To avoid that overhead, the mutual exclusivity of different versions of the same package (as well as packages with the same name from different sources) is built into Pubgrub. For example, it considers foo ^1.0.0 and foo ^2.0.0 to be contradictory even though it doesn't have an explicit formula saying so.

Lazy Formulas

The original algorithms are written with the assumption that all formulas defining the relationships between variables are available throughout the algorithm. However, when doing version solving, it's impractical to eagerly list all dependencies of every package. What's more, the set of packages that may be relevant can't be known in advance.

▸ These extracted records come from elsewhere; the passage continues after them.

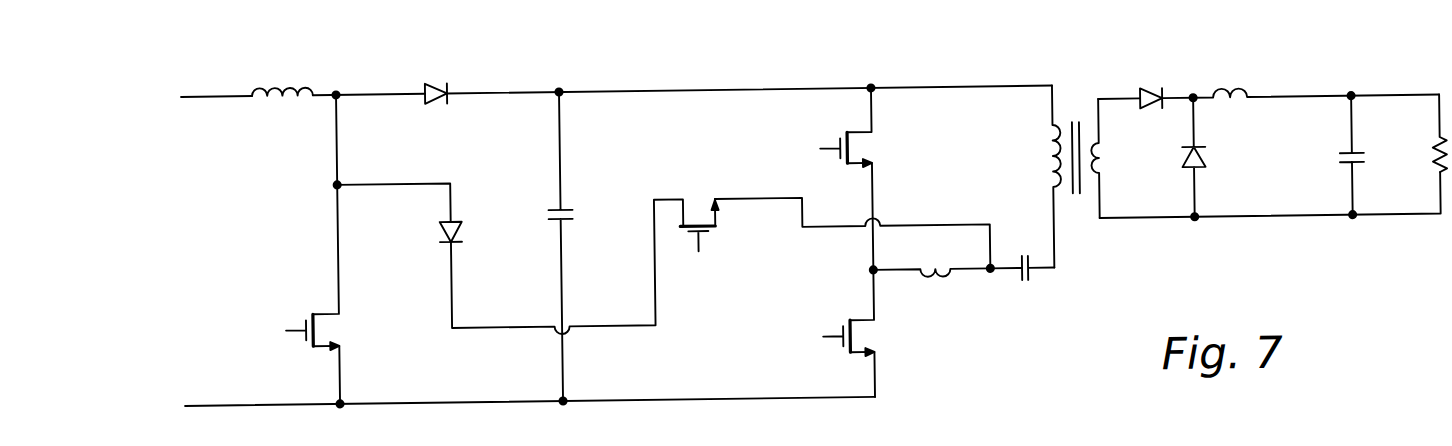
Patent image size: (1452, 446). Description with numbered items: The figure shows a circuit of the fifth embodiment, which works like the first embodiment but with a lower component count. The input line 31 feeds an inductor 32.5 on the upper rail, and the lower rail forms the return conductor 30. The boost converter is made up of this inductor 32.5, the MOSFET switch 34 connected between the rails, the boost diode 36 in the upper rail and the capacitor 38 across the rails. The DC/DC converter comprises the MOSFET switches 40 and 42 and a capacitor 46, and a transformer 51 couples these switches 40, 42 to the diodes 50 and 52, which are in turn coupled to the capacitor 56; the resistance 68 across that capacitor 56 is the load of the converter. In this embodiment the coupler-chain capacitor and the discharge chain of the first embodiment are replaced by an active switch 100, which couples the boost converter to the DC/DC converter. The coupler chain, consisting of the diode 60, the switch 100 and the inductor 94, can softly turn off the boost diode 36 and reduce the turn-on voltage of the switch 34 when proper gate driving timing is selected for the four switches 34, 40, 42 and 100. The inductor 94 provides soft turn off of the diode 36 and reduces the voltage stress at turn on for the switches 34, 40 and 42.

The return (ground) conductor 30 is at (244, 402).
The input conductor 31 is at (223, 93).
The input inductor 32.5 is at (289, 76).
The MOSFET switch 34 is at (341, 325).
The boost diode 36 is at (436, 82).
The capacitor 38 is at (567, 222).
The MOSFET switch 40 is at (872, 341).
The MOSFET switch 42 is at (859, 152).
The capacitor 46 is at (1028, 291).
The diode 50 is at (1153, 95).
The transformer T51 with windings W51 and W52 51 is at (1078, 134).
The diode 52 is at (1206, 166).
The capacitor 56 is at (1332, 167).
The diode 60 is at (459, 230).
The resistance 68 is at (1429, 168).
The inductor 94 is at (945, 283).
The active switch 100 is at (695, 202).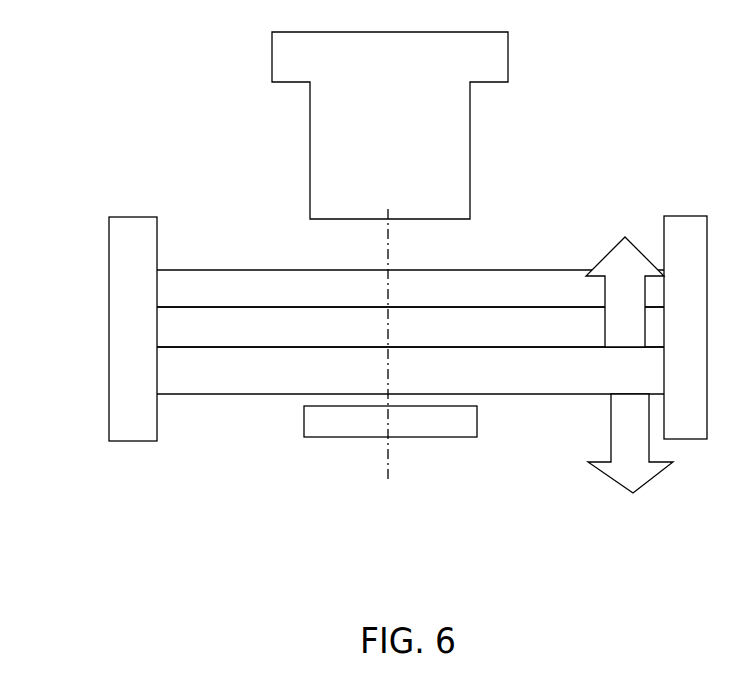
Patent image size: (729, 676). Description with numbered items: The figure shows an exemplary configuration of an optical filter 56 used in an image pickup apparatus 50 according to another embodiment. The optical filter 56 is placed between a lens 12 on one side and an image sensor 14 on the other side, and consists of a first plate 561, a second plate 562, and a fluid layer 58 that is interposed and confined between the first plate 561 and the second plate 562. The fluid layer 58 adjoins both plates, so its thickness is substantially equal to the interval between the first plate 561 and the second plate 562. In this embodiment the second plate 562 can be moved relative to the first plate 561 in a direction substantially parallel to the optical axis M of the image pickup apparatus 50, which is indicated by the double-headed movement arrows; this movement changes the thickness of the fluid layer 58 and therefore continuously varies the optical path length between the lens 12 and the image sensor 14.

The image pickup apparatus 50 is at (57, 24).
The lens 12 is at (395, 145).
The optical filter 56 is at (410, 332).
The first plate 561 is at (457, 296).
The second plate 562 is at (459, 375).
The fluid layer 58 is at (411, 335).
The image sensor 14 is at (413, 430).
The optical axis M is at (388, 466).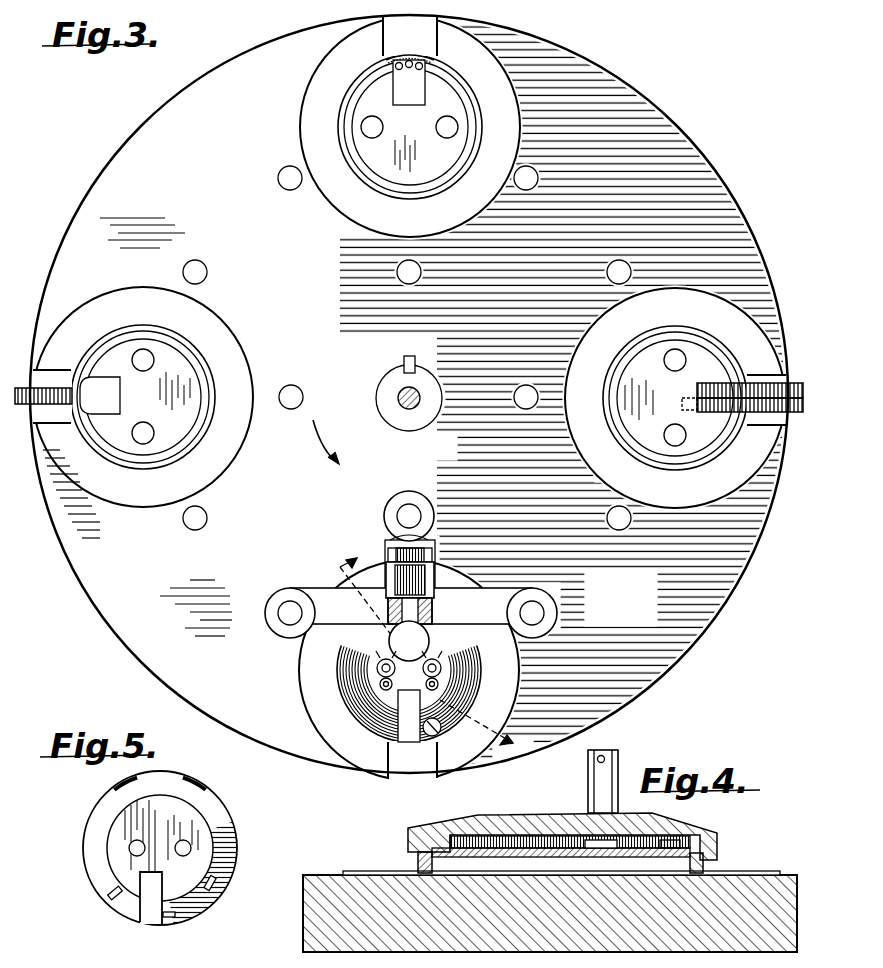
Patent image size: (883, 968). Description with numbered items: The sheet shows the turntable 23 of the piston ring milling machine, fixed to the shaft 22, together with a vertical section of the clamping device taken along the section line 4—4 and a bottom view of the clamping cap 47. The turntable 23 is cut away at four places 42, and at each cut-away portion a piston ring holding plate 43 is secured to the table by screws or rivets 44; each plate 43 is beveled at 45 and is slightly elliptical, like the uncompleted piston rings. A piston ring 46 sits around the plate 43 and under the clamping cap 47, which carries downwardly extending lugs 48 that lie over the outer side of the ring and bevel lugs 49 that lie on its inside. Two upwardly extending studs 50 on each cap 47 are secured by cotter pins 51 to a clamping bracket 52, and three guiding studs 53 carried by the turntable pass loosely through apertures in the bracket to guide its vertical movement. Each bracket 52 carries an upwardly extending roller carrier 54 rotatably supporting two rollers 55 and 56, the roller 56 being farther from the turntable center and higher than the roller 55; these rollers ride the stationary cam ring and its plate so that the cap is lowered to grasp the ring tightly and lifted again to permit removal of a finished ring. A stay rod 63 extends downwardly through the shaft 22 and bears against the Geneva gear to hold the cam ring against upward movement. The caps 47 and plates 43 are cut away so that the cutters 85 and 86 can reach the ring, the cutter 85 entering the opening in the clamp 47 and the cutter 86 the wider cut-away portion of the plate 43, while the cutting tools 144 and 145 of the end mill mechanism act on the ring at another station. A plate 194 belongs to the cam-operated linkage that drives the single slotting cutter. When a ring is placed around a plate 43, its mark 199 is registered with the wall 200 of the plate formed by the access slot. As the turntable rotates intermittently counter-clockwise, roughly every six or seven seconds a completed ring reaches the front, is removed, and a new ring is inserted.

In FIG. 3, the section line 4 is at (422, 657).
In FIG. 3, the shaft 22 is at (429, 418).
In FIG. 3, the turntable 23 is at (409, 395).
In FIG. 4, the turntable 23 is at (318, 933).
In FIG. 3, the cut away places 42 is at (392, 784).
In FIG. 3, the piston ring holding plate 43 is at (458, 740).
In FIG. 4, the piston ring holding plate 43 is at (715, 853).
In FIG. 3, the screws or rivets 44 is at (447, 125).
In FIG. 4, the screws or rivets 44 is at (640, 850).
In FIG. 3, the bevel 45 is at (360, 170).
In FIG. 4, the bevel 45 is at (430, 855).
In FIG. 3, the piston ring 46 is at (395, 193).
In FIG. 4, the piston ring 46 is at (420, 862).
In FIG. 3, the clamping cap 47 is at (362, 709).
In FIG. 5, the clamping cap 47 is at (233, 828).
In FIG. 4, the clamping cap 47 is at (470, 817).
In FIG. 5, the downwardly extending lugs 48 is at (185, 782).
In FIG. 4, the downwardly extending lugs 48 is at (407, 857).
In FIG. 5, the bevel lugs 49 is at (238, 868).
In FIG. 4, the bevel lugs 49 is at (690, 858).
In FIG. 3, the upwardly extending studs 50 is at (378, 666).
In FIG. 4, the upwardly extending studs 50 is at (607, 774).
In FIG. 3, the cotter pins 51 is at (378, 680).
In FIG. 3, the clamping bracket 52 is at (550, 617).
In FIG. 3, the guiding studs 53 is at (207, 275).
In FIG. 3, the roller carrier 54 is at (393, 562).
In FIG. 3, the roller 55 is at (397, 577).
In FIG. 3, the roller 56 is at (515, 590).
In FIG. 3, the stay rod 63 is at (406, 404).
In FIG. 3, the cutter 85 is at (743, 392).
In FIG. 3, the cutter 86 is at (752, 417).
In FIG. 3, the cutting tool 144 is at (411, 82).
In FIG. 3, the cutting tool 145 is at (428, 56).
In FIG. 3, the plate 194 is at (50, 386).
In FIG. 3, the mark 199 is at (434, 735).
In FIG. 3, the wall 200 is at (423, 724).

Instead of listing all formulas immediately, Pubgrub adds only the formulas that are relevant to individual package versions, and then only when those versions are candidates for selection. Because those formulas always involve a package being selected, they're guaranteed not to contradict the existing set of selected packages.

No Unfounded Set Detection

Answer set solving has a notion of "unfounded sets": sets of variables whose formulas reference one another in a cycle. A naïve answer set solving algorithm may end up marking these variables as true even when that's not necessary, producing a non-minimal solution. To avoid this, the algorithm presented in Gebser et al adds explicit formulas that force these variable to be false if they aren't required by some formula outside the cycle.

This adds a lot of complexity to the algorithm which turns out to be unnecessary for version solving. Pubgrub avoids selecting package versions in unfounded sets by only choosing versions for packages that are known to have outstanding dependencies.